Trusts

Anyone who has accumulated a significant degree of wealth, whether it be in real estate, business interests, financial investments or other more esoteric assets, needs some form of trust planning to ensure that those assets are overseen and protected for themselves and their families. Simple wills and even more complex wills, do not get the job done. A will is only effective after your death. A trust is effective, and therefore provides the desired protection, during your lifetime. Also, a well-designed trust keeps you as the beneficiary (unless you want it to be others, such as your family), sometimes with total control. For certain types of protection, direct control is not permitted, but there are an abundance of ways to maintain a very high degree of intermediated control. The choice is yours.

Business entities

Higher net worth families tend to carry much of that value in business and real estate interests. One of the key factors in ensuring that wealth is preserved is silo-ing assets—making sure the potential liabilities of each (for example, a slip and fall on an investment property, or an employee lawsuit from a business) are segregated and protected against your other assets.
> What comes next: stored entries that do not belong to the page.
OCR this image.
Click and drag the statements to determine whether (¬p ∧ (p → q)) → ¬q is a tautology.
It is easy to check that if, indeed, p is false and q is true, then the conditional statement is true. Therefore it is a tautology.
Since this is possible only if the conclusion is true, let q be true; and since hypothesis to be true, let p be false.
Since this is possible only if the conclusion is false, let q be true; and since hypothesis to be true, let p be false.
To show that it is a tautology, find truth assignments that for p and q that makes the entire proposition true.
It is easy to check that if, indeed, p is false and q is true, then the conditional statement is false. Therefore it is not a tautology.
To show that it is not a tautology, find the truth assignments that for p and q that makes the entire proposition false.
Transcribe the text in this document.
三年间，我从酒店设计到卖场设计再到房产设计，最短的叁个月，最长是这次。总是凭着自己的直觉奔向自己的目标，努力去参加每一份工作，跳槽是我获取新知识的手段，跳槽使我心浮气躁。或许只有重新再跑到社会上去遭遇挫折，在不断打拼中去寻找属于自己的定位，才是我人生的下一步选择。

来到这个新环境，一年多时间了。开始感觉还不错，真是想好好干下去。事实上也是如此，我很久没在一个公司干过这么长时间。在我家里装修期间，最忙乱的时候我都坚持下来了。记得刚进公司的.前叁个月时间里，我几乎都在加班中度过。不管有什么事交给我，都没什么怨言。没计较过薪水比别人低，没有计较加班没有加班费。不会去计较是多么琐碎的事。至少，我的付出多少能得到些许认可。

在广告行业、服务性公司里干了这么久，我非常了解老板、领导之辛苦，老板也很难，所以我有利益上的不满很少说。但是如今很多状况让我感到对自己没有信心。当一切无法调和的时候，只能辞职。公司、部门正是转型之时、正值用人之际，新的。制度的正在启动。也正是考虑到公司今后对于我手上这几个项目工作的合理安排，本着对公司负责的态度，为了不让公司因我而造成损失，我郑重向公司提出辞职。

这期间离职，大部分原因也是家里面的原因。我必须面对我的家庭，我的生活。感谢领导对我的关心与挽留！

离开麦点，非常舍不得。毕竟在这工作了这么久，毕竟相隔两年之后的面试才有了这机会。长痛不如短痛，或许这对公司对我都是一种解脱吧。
The appropriate use of business entities such as Limited Liability Companies is crucial to ensuring that protection. Also, the appropriate governing documents and agreements for operating businesses and partnerships are critical to ensuring that you are protected not only from lawsuits against the business, but problems with partners, such as a divorcing spouse or creditors.

Creditor Protection

Rapper Biggie Smalls coined the phrase, “Mo money, mo problems.” One of those problems is our litigious society, and the increased possibility that you may find yourself subject to one or more lawsuits, depending on your profession and the nature of your asset holdings. Luckily, there are strategies available to ensure that the bulk of your wealth is protected from such threats. Our team works with professionals around the country to establish and administer asset protection structures, typically involving the interplay of multiple trusts and LLCs to maintain and increase your money, and minimize and control your problems.

Avoiding Unnecessary Tax

For high-net-worth families, there is a likelihood that a combination of estate taxes and capital gains taxes may significantly damage a family business or legacy investments. One of our earliest Estate Administration clients here at DuBois Law Group was a very nice, humble man whose grandfather had bought four buildings in New York City’s Upper East Side many decades ago. The management of those buildings is his family business, but his mother did not do appropriate planning, so now he is facing a massive tax bill from both the IRS and New York State’s Tax Department. He had to choose between selling one of the buildings that has been in his family for generations or mortgaging two just to pay that bill. Appropriate planning based on tried-and-true methods could have avoided that entire situation. We specialize in working with families to design and implement those plans to protect the family legacy and very frequently supercharge the family’s philanthropy in the process.